‘We will hear it’: Supreme Court on pending pleas difficult electoral bond scheme

The Supreme Court Tuesday agreed to take up for listening to a pending plea difficult the Centre’s Electoral Bond Scheme, 2018. Chief Justice of India N V Ramana advised Advocate Prashant Bhushan, who talked about the matter, that the courtroom would have heard it earlier however for Covid-19. “We will hear it,” the CJI mentioned.

Seeking an pressing listening to, Bhushan mentioned that there’s a information that an organization in Kolkata paid Rs 40 crore to keep away from a raid. “It’s distorting democracy,” he contended.

The prime courtroom is seized of petitions filed by two NGO’s – Common Cause and Association for Democratic Reforms (ADR) – difficult the scheme.

In March 2021, the SC had dismissed ADR’s prayer to remain any contemporary sale of electoral bonds whereas an earlier petition filed by it towards the scheme is pending. Disputing the NGO’s contentions concerning “complete anonymity” of the bond purchasers, the courtroom mentioned “it is not as though the operations under the scheme are behind iron curtains incapable of being pierced”.

The courtroom identified that the bonds had already been issued previously – in 2018, 2019 and 2020 — “without any impediment” and that it had already ordered “certain safeguards” by means of an interim order on April 12, 2019.

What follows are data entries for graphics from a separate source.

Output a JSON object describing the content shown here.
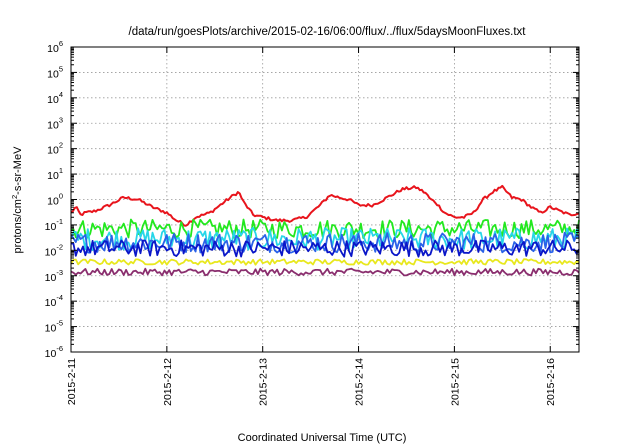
{
  "chart_data": {
    "type": "line",
    "title": "/data/run/goesPlots/archive/2015-02-16/06:00/flux/../flux/5daysMoonFluxes.txt",
    "xlabel": "Coordinated Universal Time (UTC)",
    "ylabel": {
      "prefix": "protons/cm",
      "superscript": "2",
      "suffix": "-s-sr-MeV"
    },
    "yscale": "log",
    "ylim_exponents": [
      -6,
      6
    ],
    "y_tick_exponents": [
      -6,
      -5,
      -4,
      -3,
      -2,
      -1,
      0,
      1,
      2,
      3,
      4,
      5,
      6
    ],
    "y_tick_base": "10",
    "xlim_days": [
      0,
      5.3
    ],
    "x_ticks": [
      "2015-2-11",
      "2015-2-12",
      "2015-2-13",
      "2015-2-14",
      "2015-2-15",
      "2015-2-16"
    ],
    "grid": true,
    "legend": "none",
    "series": [
      {
        "color": "#e8141c",
        "x": [
          0,
          0.05,
          0.1,
          0.15,
          0.25,
          0.4,
          0.55,
          0.7,
          0.85,
          1.0,
          1.1,
          1.2,
          1.3,
          1.45,
          1.6,
          1.7,
          1.75,
          1.8,
          1.9,
          2.0,
          2.15,
          2.3,
          2.45,
          2.6,
          2.7,
          2.8,
          2.9,
          3.0,
          3.15,
          3.3,
          3.45,
          3.6,
          3.7,
          3.75,
          3.8,
          3.9,
          4.0,
          4.1,
          4.2,
          4.3,
          4.4,
          4.5,
          4.6,
          4.7,
          4.8,
          4.9,
          5.0,
          5.1,
          5.2,
          5.3
        ],
        "y": [
          0.3,
          0.5,
          0.25,
          0.3,
          0.35,
          0.6,
          1.2,
          1.0,
          0.5,
          0.3,
          0.15,
          0.1,
          0.2,
          0.3,
          0.8,
          1.5,
          2.0,
          0.8,
          0.25,
          0.2,
          0.15,
          0.15,
          0.2,
          0.6,
          1.5,
          1.2,
          1.0,
          0.6,
          0.6,
          1.2,
          2.5,
          3.0,
          1.8,
          1.0,
          0.8,
          0.3,
          0.2,
          0.2,
          0.3,
          1.0,
          2.0,
          3.0,
          1.2,
          1.0,
          0.5,
          0.3,
          0.5,
          0.35,
          0.25,
          0.3
        ]
      },
      {
        "color": "#22e81e",
        "y_center": 0.07,
        "variation": 0.17
      },
      {
        "color": "#26d6e8",
        "y_center": 0.028,
        "variation": 0.2
      },
      {
        "color": "#2a62e8",
        "y_center": 0.02,
        "variation": 0.18
      },
      {
        "color": "#0a16c8",
        "y_center": 0.012,
        "variation": 0.15
      },
      {
        "color": "#e8e81e",
        "y_center": 0.0035,
        "variation": 0.05
      },
      {
        "color": "#8a2e6e",
        "y_center": 0.0014,
        "variation": 0.06
      }
    ]
  }
}
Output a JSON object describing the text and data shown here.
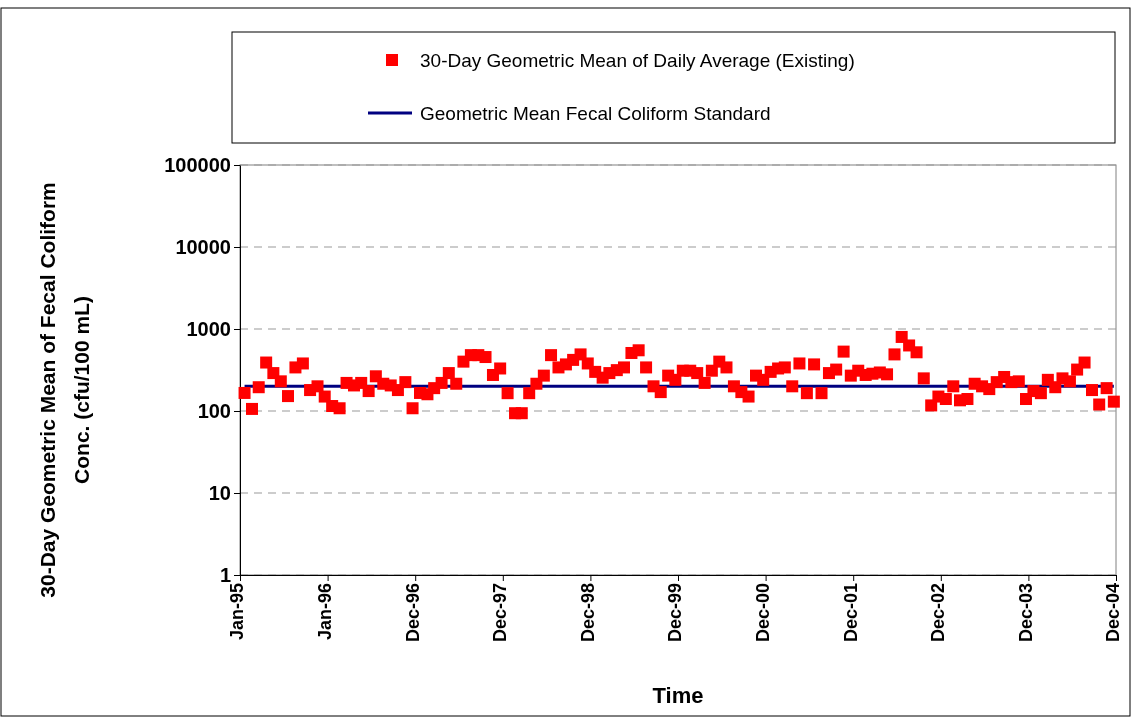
{
  "chart_data": {
    "type": "scatter",
    "xlabel": "Time",
    "ylabel": "30-Day Geometric Mean of Fecal Coliform Conc. (cfu/100 mL)",
    "x": [
      "1995-01-20",
      "1995-02-20",
      "1995-03-20",
      "1995-04-20",
      "1995-05-20",
      "1995-06-20",
      "1995-07-20",
      "1995-08-20",
      "1995-09-20",
      "1995-10-20",
      "1995-11-20",
      "1995-12-20",
      "1996-01-20",
      "1996-02-20",
      "1996-03-20",
      "1996-04-20",
      "1996-05-20",
      "1996-06-20",
      "1996-07-20",
      "1996-08-20",
      "1996-09-20",
      "1996-10-20",
      "1996-11-20",
      "1996-12-20",
      "1997-01-20",
      "1997-02-20",
      "1997-03-20",
      "1997-04-20",
      "1997-05-20",
      "1997-06-20",
      "1997-07-20",
      "1997-08-20",
      "1997-09-20",
      "1997-10-20",
      "1997-11-20",
      "1997-12-20",
      "1998-01-20",
      "1998-02-20",
      "1998-03-20",
      "1998-04-20",
      "1998-05-20",
      "1998-06-20",
      "1998-07-20",
      "1998-08-20",
      "1998-09-20",
      "1998-10-20",
      "1998-11-20",
      "1998-12-20",
      "1999-01-20",
      "1999-02-20",
      "1999-03-20",
      "1999-04-20",
      "1999-05-20",
      "1999-06-20",
      "1999-07-20",
      "1999-08-20",
      "1999-09-20",
      "1999-10-20",
      "1999-11-20",
      "1999-12-20",
      "2000-01-20",
      "2000-02-20",
      "2000-03-20",
      "2000-04-20",
      "2000-05-20",
      "2000-06-20",
      "2000-07-20",
      "2000-08-20",
      "2000-09-20",
      "2000-10-20",
      "2000-11-20",
      "2000-12-20",
      "2001-01-20",
      "2001-02-20",
      "2001-03-20",
      "2001-04-20",
      "2001-05-20",
      "2001-06-20",
      "2001-07-20",
      "2001-08-20",
      "2001-09-20",
      "2001-10-20",
      "2001-11-20",
      "2001-12-20",
      "2002-01-20",
      "2002-02-20",
      "2002-03-20",
      "2002-04-20",
      "2002-05-20",
      "2002-06-20",
      "2002-07-20",
      "2002-08-20",
      "2002-09-20",
      "2002-10-20",
      "2002-11-20",
      "2002-12-20",
      "2003-01-20",
      "2003-02-20",
      "2003-03-20",
      "2003-04-20",
      "2003-05-20",
      "2003-06-20",
      "2003-07-20",
      "2003-08-20",
      "2003-09-20",
      "2003-10-20",
      "2003-11-20",
      "2003-12-20",
      "2004-01-20",
      "2004-02-20",
      "2004-03-20",
      "2004-04-20",
      "2004-05-20",
      "2004-06-20",
      "2004-07-20",
      "2004-08-20",
      "2004-09-20",
      "2004-10-20",
      "2004-11-20",
      "2004-12-20"
    ],
    "series": [
      {
        "name": "30-Day Geometric Mean of Daily Average (Existing)",
        "color": "#ff0000",
        "marker": "square",
        "values": [
          166,
          106,
          195,
          390,
          290,
          230,
          152,
          340,
          380,
          180,
          200,
          150,
          115,
          108,
          220,
          205,
          220,
          175,
          265,
          215,
          205,
          180,
          225,
          108,
          166,
          160,
          190,
          220,
          290,
          215,
          400,
          480,
          480,
          455,
          275,
          330,
          165,
          94,
          94,
          165,
          215,
          270,
          480,
          340,
          370,
          420,
          490,
          380,
          300,
          255,
          290,
          315,
          340,
          510,
          550,
          340,
          200,
          170,
          270,
          240,
          310,
          310,
          290,
          220,
          310,
          400,
          340,
          200,
          170,
          150,
          270,
          240,
          300,
          330,
          340,
          200,
          380,
          165,
          370,
          165,
          290,
          320,
          530,
          270,
          310,
          275,
          285,
          295,
          280,
          490,
          800,
          630,
          520,
          250,
          117,
          150,
          140,
          200,
          135,
          140,
          215,
          200,
          185,
          225,
          260,
          225,
          230,
          140,
          175,
          165,
          240,
          195,
          250,
          230,
          320,
          390,
          180,
          120,
          190,
          130
        ]
      },
      {
        "type": "line",
        "name": "Geometric Mean Fecal Coliform Standard",
        "color": "#000080",
        "x": [
          "1995-01-20",
          "2004-12-20"
        ],
        "values": [
          200,
          200
        ]
      }
    ],
    "xlim": [
      "1995-01-01",
      "2004-12-29"
    ],
    "xticks": [
      {
        "value": "1995-01-01",
        "label": "Jan-95"
      },
      {
        "value": "1996-01-01",
        "label": "Jan-96"
      },
      {
        "value": "1996-12-31",
        "label": "Dec-96"
      },
      {
        "value": "1997-12-31",
        "label": "Dec-97"
      },
      {
        "value": "1998-12-31",
        "label": "Dec-98"
      },
      {
        "value": "1999-12-31",
        "label": "Dec-99"
      },
      {
        "value": "2000-12-30",
        "label": "Dec-00"
      },
      {
        "value": "2001-12-30",
        "label": "Dec-01"
      },
      {
        "value": "2002-12-30",
        "label": "Dec-02"
      },
      {
        "value": "2003-12-30",
        "label": "Dec-03"
      },
      {
        "value": "2004-12-29",
        "label": "Dec-04"
      }
    ],
    "ylim": [
      1,
      100000
    ],
    "yticks": [
      1,
      10,
      100,
      1000,
      10000,
      100000
    ],
    "log": true,
    "grid": "y",
    "legend": "top"
  }
}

In its April 2019 interim order, which additionally got here on an software by the ADR, the Supreme Court had directed political events which have acquired donations by electoral bonds to “forthwith” submit the main points of those bonds to the Election Commission of India (ECI). That order too had come on the petition filed by the ADR in September 2017.

However, the NGO once more approached the courtroom contending that the identification of the donors might by no means be identified to the general public. It additionally referred to reservations raised by the Reserve Bank of India (RBI) and ECI to the scheme.

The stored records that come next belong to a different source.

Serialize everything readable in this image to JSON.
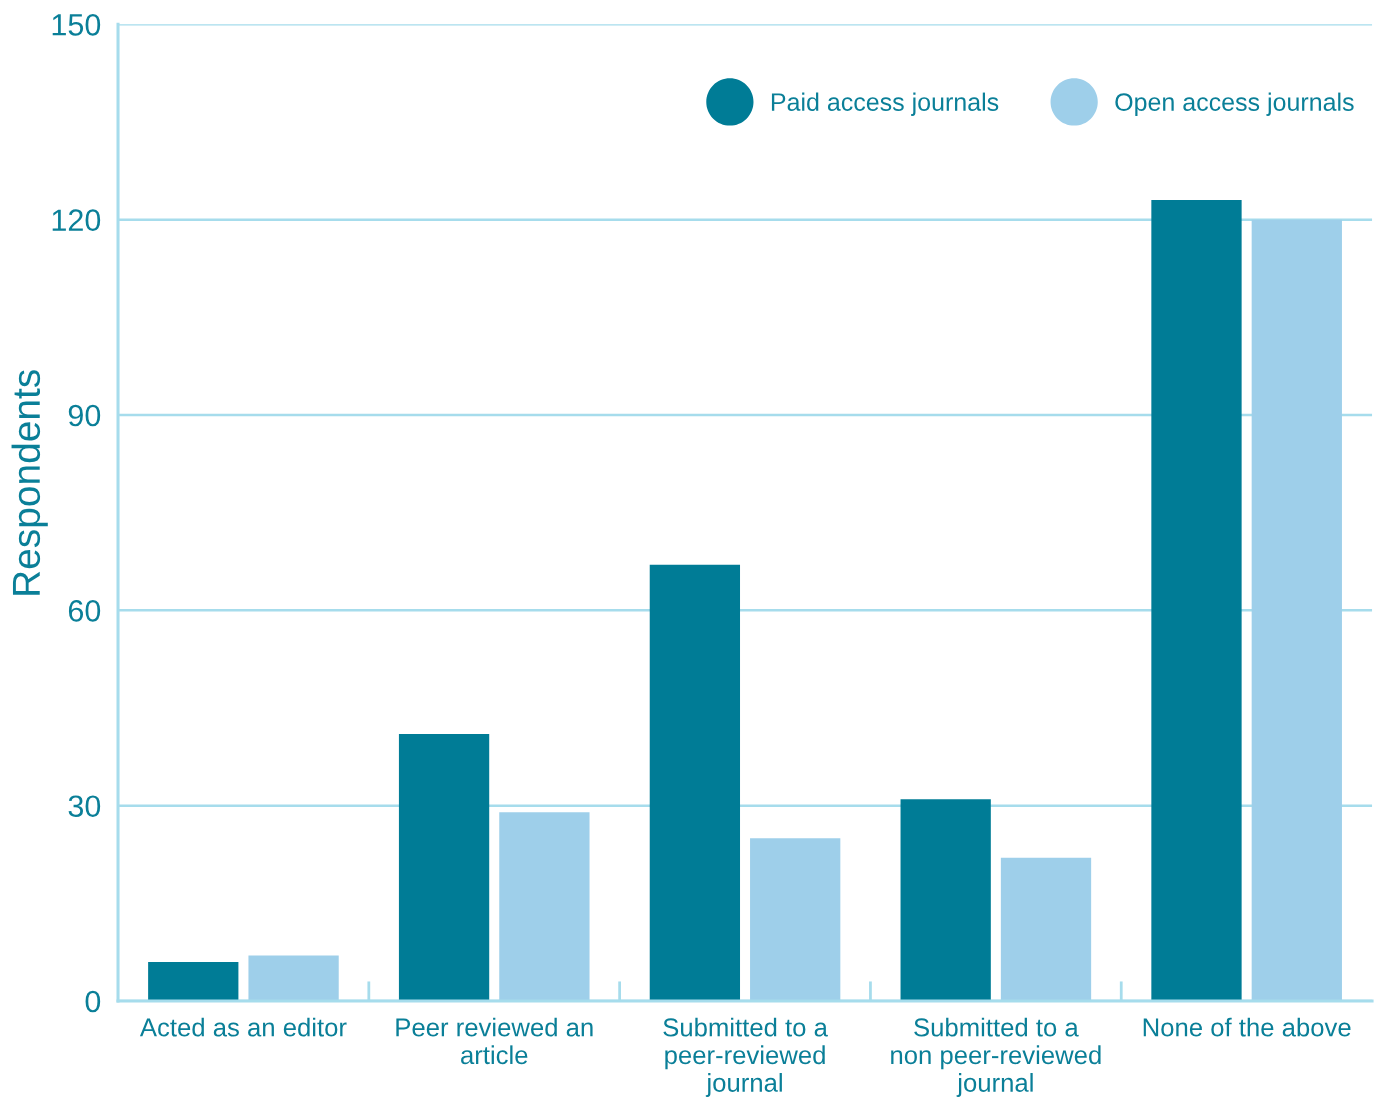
{
  "chart_data": {
    "type": "bar",
    "ylabel": "Respondents",
    "categories": [
      "Acted as an editor",
      "Peer reviewed an\narticle",
      "Submitted to a\npeer-reviewed\njournal",
      "Submitted to a\nnon peer-reviewed\njournal",
      "None of the above"
    ],
    "series": [
      {
        "name": "Paid access journals",
        "color": "#007c96",
        "values": [
          6,
          41,
          67,
          31,
          123
        ]
      },
      {
        "name": "Open access journals",
        "color": "#9ecfea",
        "values": [
          7,
          29,
          25,
          22,
          120
        ]
      }
    ],
    "ylim": [
      0,
      150
    ],
    "yticks": [
      0,
      30,
      60,
      90,
      120,
      150
    ],
    "grid": "y",
    "legend": "top right"
  }
}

On the NGO’s arguments of anonymity, the courtroom mentioned, “Despite the fact that the Scheme provides anonymity, the Scheme is intended to ensure that everything happens only through banking channels. While the identity of the purchaser of the bond is withheld, it is ensured that unidentified/ unidentifiable persons cannot purchase the bonds and give it to the political parties. Under clause 7 of the Scheme, buyers have to apply in the prescribed form, either physically or online disclosing the particulars specified therein. Though the information furnished by the buyer shall be treated confidential by the authorised bank and shall not be disclosed to any authority for any purposes, it is subject to one exception namely when demanded by a competent court or upon registration of criminal case by any law enforcement agency. A non-KYC compliant application or an application not meeting the requirements of the scheme shall be rejected.”

The Supreme Court bench additionally referred to the Election Commission receiving particulars of contributions acquired by bonds, in pursuance of its April 2019 order, and mentioned, “We do not know at this stage as to how far the allegation that under the Scheme, there would be complete anonymity in the financing of political parties by corporate houses, both in India and abroad, is sustainable”.

“If the purchase of the bonds as well as their encashment could happen only through banking channels and if purchase of bonds are allowed only to customers who fulfill KYC norms, the information about the purchaser will certainly be available with the SBI which alone is authorised to issue and encash the bonds as per the Scheme. Moreover, any expenditure incurred by anyone in purchasing the bonds through banking channels, will have to be accounted as an expenditure in his books of accounts. The trial balance, cash flow statement, profit and loss account and balance sheet of companies which purchase Electoral Bonds will have to necessarily reflect the amount spent by way of expenditure in the purchase of Electoral Bonds”, the bench identified.

“Also, under the Companies Act, 2013, every company is mandated to prepare and keep books of accounts and financial statement for every financial year and these statements are to be placed at every Annual General Meeting and then filed with the Registrar of Companies which in turn is accessible online on the website of the Ministry of Corporate Affairs for anyone or obtained in physical form from the Registrar of Companies upon payment of prescribed fee,” mentioned the Supreme Court.

The bench added, “Since the Scheme mandates political parties to file audited statement of accounts and also since the Companies Act requires financial statements of registered companies to be filed with the Registrar of Companies, the purchase as well as encashment of the bonds, happening only through banking channels, is always reflected in documents that eventually come to the public domain.”

“All that is required is a little more effort to cull out such information from both sides (purchaser of bond and political party) and do some ‘match the following’. Therefore, it is not as though the operations under the Scheme are behind iron curtains incapable of being pierced,” the courtroom mentioned.

On the objections of the RBI and EC, the courtroom mentioned, “It is true, as seen from the correspondence, that RBI has had some reservations. But it is not correct to say that the RBI and the Election Commission of India opposed the Electoral Bond Scheme itself.”